Une des particularités de l'équipe Ellipses est d'intégrer en son sein plusieurs chercheurs en situation de handicap : un ingénieur et un assistant ingénieur non- voyant, un ingénieur atteint de myopathie et un ingénieur en situation de handicap moteur. Ils participent aux recherches à la fois en tant qu'ingénieurs et utilisateurs : « Ils sont complètement immergés dans l'environnement des TIC et sont les premiers utilisateurs des systèmes développés. Ils apportent à la fois leur expertise technique, jouent un rôle de médiateur avec les réseaux associatifs ou institutionnels liés au handicap et, par leur expérience d'usage des technologies, ils sont force de proposition pour l'expression des besoins », souligne Nadine Vigouroux.
Actuellement, deux programmes de recherche liés aux personnes en situation de handicap sont en cours. Le premier s'intéresse à l'accessibilité augmentée des documents pour les déficients visuels. Les systèmes qui existent actuellement, fonctionnent sur les seuls dispositifs vocaux de lecture des textes. Ces logiciels ne rendent pas compte de la mise en page graphique et de la disposition spatiale des textes (gras, soulignement, mise en exergue, schémas, hiérarchie de l'information). La personne malvoyante perd alors une partie de l'information au détriment de la compréhension et de la mémorisation.

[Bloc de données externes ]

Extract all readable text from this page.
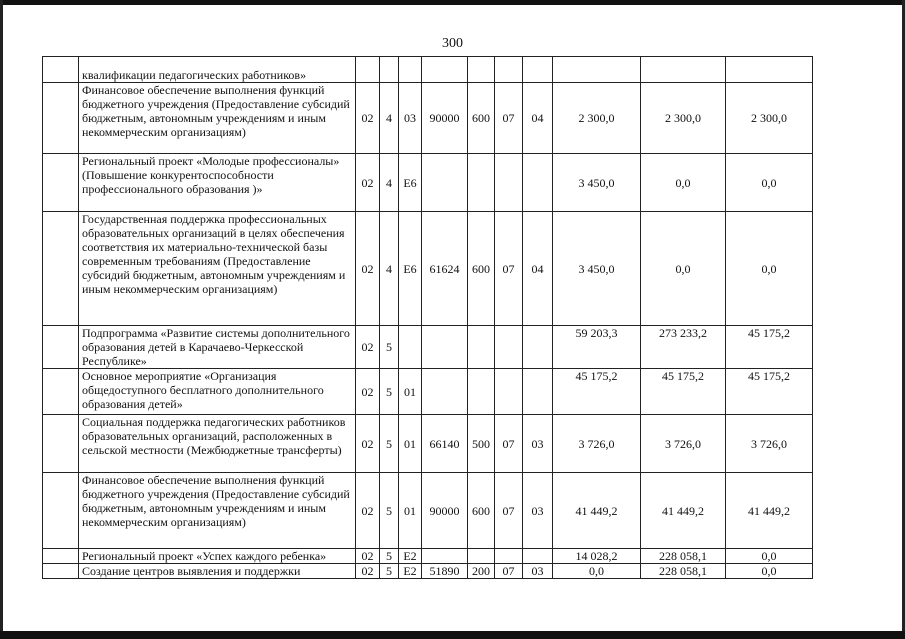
300
	квалификации педагогических работников»										
	Финансовое обеспечение выполнения функций бюджетного учреждения (Предоставление субсидий бюджетным, автономным учреждениям и иным некоммерческим организациям)	02	4	03	90000	600	07	04	2 300,0	2 300,0	2 300,0
	Региональный проект «Молодые профессионалы» (Повышение конкурентоспособности профессионального образования )»	02	4	Е6					3 450,0	0,0	0,0
	Государственная поддержка профессиональных образовательных организаций в целях обеспечения соответствия их материально-технической базы современным требованиям (Предоставление субсидий бюджетным, автономным учреждениям и иным некоммерческим организациям)	02	4	Е6	61624	600	07	04	3 450,0	0,0	0,0
	Подпрограмма «Развитие системы дополнительного образования детей в Карачаево-Черкесской Республике»	02	5						59 203,3	273 233,2	45 175,2
	Основное мероприятие «Организация общедоступного бесплатного дополнительного образования детей»	02	5	01					45 175,2	45 175,2	45 175,2
	Социальная поддержка педагогических работников образовательных организаций, расположенных в сельской местности (Межбюджетные трансферты)	02	5	01	66140	500	07	03	3 726,0	3 726,0	3 726,0
	Финансовое обеспечение выполнения функций бюджетного учреждения (Предоставление субсидий бюджетным, автономным учреждениям и иным некоммерческим организациям)	02	5	01	90000	600	07	03	41 449,2	41 449,2	41 449,2
	Региональный проект «Успех каждого ребенка»	02	5	Е2					14 028,2	228 058,1	0,0
	Создание центров выявления и поддержки	02	5	Е2	51890	200	07	03	0,0	228 058,1	0,0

Les recherches de l'IRIT portent sur la création d'interfaces multimodales, associant deux sens et permettant de prendre en compte les différentes dimensions de l'information. Avec les TIC actuelles, il est désormais possible d'associer des systèmes liés au toucher (dispositifs haptiques*) et vocaux pour enrichir une information jusqu'ici linéaire. Ce projet de recherche a fait l'objet d'une thèse. L'IRIT est actuellement à la recherche de financement pour le poursuivre.
Le second axe de recherche sur lequel travaille Nadine Vigouroux et son laboratoire concerne un projet d'aide à la communication pour les personnes en situation de handicap moteur. Ce projet, nommé Paliacom, vise à développer des interfaces de communication facilement utilisables, comme les claviers virtuels.

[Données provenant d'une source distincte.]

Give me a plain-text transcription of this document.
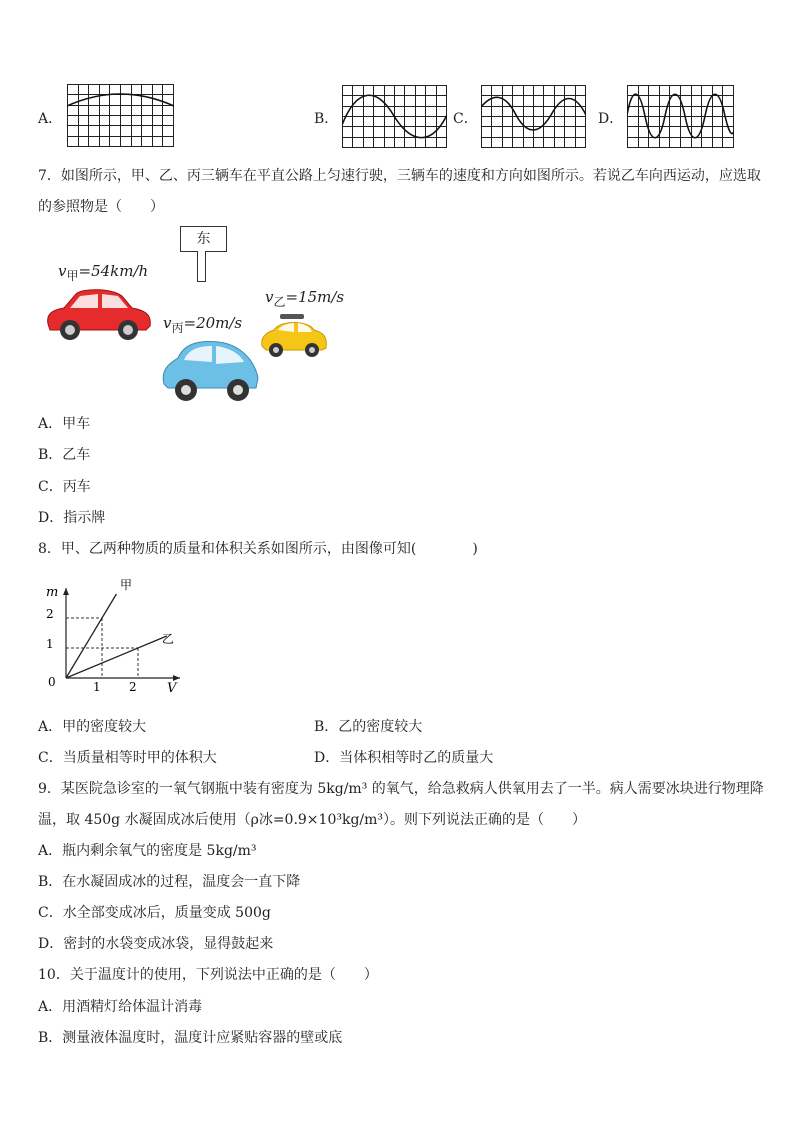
A．	B．	C．	D．
7．如图所示，甲、乙、丙三辆车在平直公路上匀速行驶，三辆车的速度和方向如图所示。若说乙车向西运动，应选取
的参照物是（　　）
东
$v_甲=54km/h$
$v_乙=15m/s$
$v_丙=20m/s$
A．甲车
B．乙车
C．丙车
D．指示牌
8．甲、乙两种物质的质量和体积关系如图所示，由图像可知(　　　　)
m
V
0
2
1
1 2
甲
乙
A．甲的密度较大	B．乙的密度较大
C．当质量相等时甲的体积大	D．当体积相等时乙的质量大
9．某医院急诊室的一氧气钢瓶中装有密度为 5kg/m³ 的氧气，给急救病人供氧用去了一半。病人需要冰块进行物理降
温，取 450g 水凝固成冰后使用（ρ冰=0.9×10³kg/m³）。则下列说法正确的是（　　）
A．瓶内剩余氧气的密度是 5kg/m³
B．在水凝固成冰的过程，温度会一直下降
C．水全部变成冰后，质量变成 500g
D．密封的水袋变成冰袋，显得鼓起来
10．关于温度计的使用，下列说法中正确的是（　　）
A．用酒精灯给体温计消毒
B．测量液体温度时，温度计应紧贴容器的壁或底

L'objectif est de permettre à la personne handicapée motrice d'utiliser l'outil informatique sur la durée, sans trop se fatiguer. Concrètement, le laboratoire mène une phase d'observation des besoins de la personne et fait des recommandations d'agencement spatial ou d'adaptation de caractères pour faire évoluer les claviers virtuels existants et favoriser ainsi l'accès aux postes de travail informatisés.
Autre application possible, sur laquelle travaille l'IRIT : le principe de saisie facilitée des textes. « Lorsque la personne commence à taper un mot, on lui facilite la saisie, indique Nadine Vigouroux. Le système va insérer une partie du mot, voire le mot entier de manière intuitive ». Une expérimentation est d'ailleurs en cours au sein d'un Institut Médico-Educatif de la région Midi-Pyrénées. Au-delà de l'accès à des postes d'ordinateur, les programmes de recherche impactent l'accès aux fonctionnalités de la vie sociale et professionnelle, des éléments centraux pour l'intégration des personnes handicapées.
Les applications étudiées par l'IRIT ne sont pas aujourd'hui disponibles sur le marché. Toutefois, un certain nombre de matériels ou de logiciels accessibles existent pour aider les personnes en situation de handicap dans leur travail.